Matthew Nicholson, a spokesman for Tokyo-based SoftBank, confirmed the latest investment came from the company itself rather than the SoftBank Vision Fund spearheaded by Masayoshi Son. Abu Dhabi’s Mubadala also took part in the latest financing, the people familiar with the matter said.

Didi is already one of China’s most richly funded private companies: its backers range from the country’s sovereign wealth fund to e-commerce giant Alibaba Group Holding Ltd., WeChat-operator Tencent Holdings Ltd. and Apple Inc. But it needs the capital to expand its research into artificial intelligence and autonomous car technologies, areas in which the industry’s largest companies—including Uber and Alphabet (GOOGL)—are pouring resources.

All are vying for leadership in technology that will transform mobility, while also representing a massive opportunity to reduce costs. The Chinese firm’s advantage may be data on its 450 million-plus users scattered across some 400 cities. It opened an artificial intelligence lab in Mountain View, California this year that’s lured dozens of stalwarts in the field.

“The optimization of maps and route designs takes a great deal of effort from deep learning,” Tao said.

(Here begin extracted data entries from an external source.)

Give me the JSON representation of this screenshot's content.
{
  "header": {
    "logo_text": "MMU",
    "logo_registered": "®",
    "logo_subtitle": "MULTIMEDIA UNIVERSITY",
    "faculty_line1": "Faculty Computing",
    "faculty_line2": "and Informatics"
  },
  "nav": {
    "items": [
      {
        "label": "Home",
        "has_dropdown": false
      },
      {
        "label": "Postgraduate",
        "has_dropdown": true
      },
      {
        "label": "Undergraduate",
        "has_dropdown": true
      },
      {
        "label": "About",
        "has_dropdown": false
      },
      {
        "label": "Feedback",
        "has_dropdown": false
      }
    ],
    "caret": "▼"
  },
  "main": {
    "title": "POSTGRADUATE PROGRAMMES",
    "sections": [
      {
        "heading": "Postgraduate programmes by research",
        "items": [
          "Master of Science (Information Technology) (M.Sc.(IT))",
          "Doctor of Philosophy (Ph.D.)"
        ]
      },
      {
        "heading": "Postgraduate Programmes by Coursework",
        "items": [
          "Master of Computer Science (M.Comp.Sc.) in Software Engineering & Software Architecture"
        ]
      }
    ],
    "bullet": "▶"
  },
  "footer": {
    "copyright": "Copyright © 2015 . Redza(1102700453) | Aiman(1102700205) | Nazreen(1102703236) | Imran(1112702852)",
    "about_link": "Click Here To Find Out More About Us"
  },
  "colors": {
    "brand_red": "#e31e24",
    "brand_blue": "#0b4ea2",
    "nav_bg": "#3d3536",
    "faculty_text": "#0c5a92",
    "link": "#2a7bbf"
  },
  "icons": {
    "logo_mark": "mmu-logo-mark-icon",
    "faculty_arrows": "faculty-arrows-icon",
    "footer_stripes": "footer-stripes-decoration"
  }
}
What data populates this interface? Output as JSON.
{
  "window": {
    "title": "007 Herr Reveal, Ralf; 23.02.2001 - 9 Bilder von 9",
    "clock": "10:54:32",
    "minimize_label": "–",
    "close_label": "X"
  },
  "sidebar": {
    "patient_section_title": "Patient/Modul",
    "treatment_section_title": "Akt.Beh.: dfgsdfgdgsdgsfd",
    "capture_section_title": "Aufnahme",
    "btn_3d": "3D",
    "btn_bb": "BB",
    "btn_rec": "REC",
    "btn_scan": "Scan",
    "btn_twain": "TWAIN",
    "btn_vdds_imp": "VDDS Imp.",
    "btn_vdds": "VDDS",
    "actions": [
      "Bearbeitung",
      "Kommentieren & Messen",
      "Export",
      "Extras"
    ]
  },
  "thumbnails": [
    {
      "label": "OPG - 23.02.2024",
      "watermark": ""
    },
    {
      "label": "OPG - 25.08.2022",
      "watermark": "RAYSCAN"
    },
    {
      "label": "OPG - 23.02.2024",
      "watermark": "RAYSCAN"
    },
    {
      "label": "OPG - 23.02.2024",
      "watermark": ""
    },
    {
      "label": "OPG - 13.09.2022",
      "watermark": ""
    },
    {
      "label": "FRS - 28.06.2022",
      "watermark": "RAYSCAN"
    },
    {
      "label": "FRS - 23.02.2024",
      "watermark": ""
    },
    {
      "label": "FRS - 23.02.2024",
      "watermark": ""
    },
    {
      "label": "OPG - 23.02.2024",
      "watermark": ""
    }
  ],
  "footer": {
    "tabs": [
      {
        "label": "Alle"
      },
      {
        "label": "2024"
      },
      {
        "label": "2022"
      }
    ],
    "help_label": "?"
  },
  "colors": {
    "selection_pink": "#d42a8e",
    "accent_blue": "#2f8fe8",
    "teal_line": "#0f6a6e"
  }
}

Didi’s expansion comes at a difficult time for Uber, whose founder Travis Kalanick was replaced by Dara Khosrowshahi after a series of scandals. Those ran the gamut from a leak of 57 million rider and driver records to revelations that the company spied on competitors. Uber, the world’s most valuable startup, lost $1.5 billion in the third quarter, up from $1.1 billion in the prior quarter.

“Didi plans to scale up investments in AI talent and technologies, to further build up its intelligent driving and smart transportation capabilities,” it said in the statement. The company said it also plans to build out its network for electric cars, such as charging stations.